Nigeria typifies most other Sub-Saharan African countries. In most of them, the situation is even worse. They have to contend with shortages of qualified staff, inadequate appropriate equipment and scarcity of funds for vaccine purchase. Sudden supplies of as much as one million became a burden rather than a help, especially when the healthcare infrastructure and personnel are inadequate or substandard. AstraZeneca prides its vaccines as among the cheapest, at a bit lower than $10 per dose. Its wastage may well have cost Nigeria a fortune, the lowest prices notwithstanding. Add all costs – including transportation and storage – together, therefore at an estimated $10 per dose, Nigeria has wasted $10 million worth of vaccines, that is N4.8 billion, in a country that cries “apartheid,” discrimination and vaccine inequities.

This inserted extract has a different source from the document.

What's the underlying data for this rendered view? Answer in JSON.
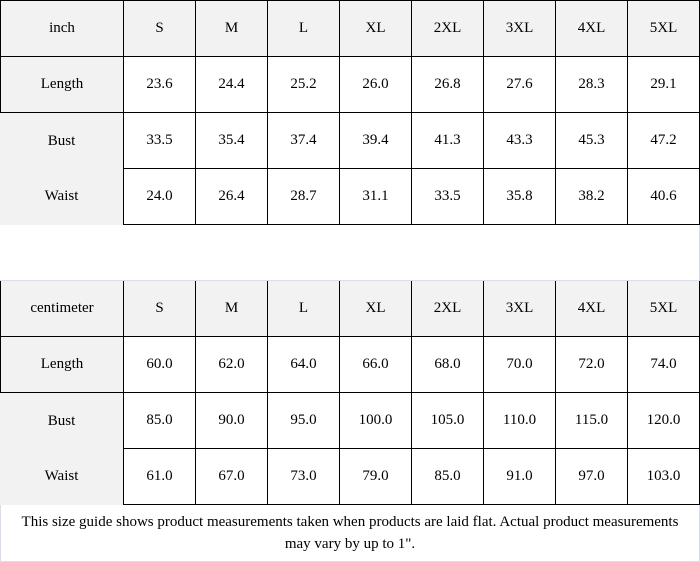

The possibilities of some privileged few in government setting up vaccine black market cannot be ruled out. It is even possible that the scheme towards black market led to the wastage of the one million AstraZeneca doses, particularly in the circumstances of inconsistent supply of electricity to reliably operate cold storage. Yet, some people found it convenient to blame other countries for shutting their airspace against Nigerian in-bound travellers, as if it has become an offence for other countries to promote their own people.
The poor state of infrastructure all over Africa serves as a major obstacle to effective reach, especially of people in difficult terrains. The cost of deploying modern means of delivering such products, using drones for instance, could be prohibitive in many countries. Insecurity, Islamic insurgencies, banditry and terrorism will prevent effective reach to many nations’ countryside, especially in Mali, Burkina Faso, Ethiopia, Sudan, South Sudan, Burundi, Central African Republic, DR Congo, Cameroon, Niger, Chad and Mozambique. Rather than blaming all on foreign powers, African countries need to look inwards and fix the essentials. A statement attributed to Dr. Osagie Ehanire, the current Health Minister of Nigeria, summarises it all. He reportedly said that “the foundation is not strong. And if you don’t have a strong foundation, there’s not much you can build on top.” In Africa, therefore, the place to start is the foundation. Once the foundation is strong, every other thing on it will be strong and dependable. Leadership is fundamental here. Africa’s leadership needs transformation for the good of all. Then may we be able to free ourselves from the perennial weaknesses and assert ourselves in the changing world where personal interests and national interests are paramount.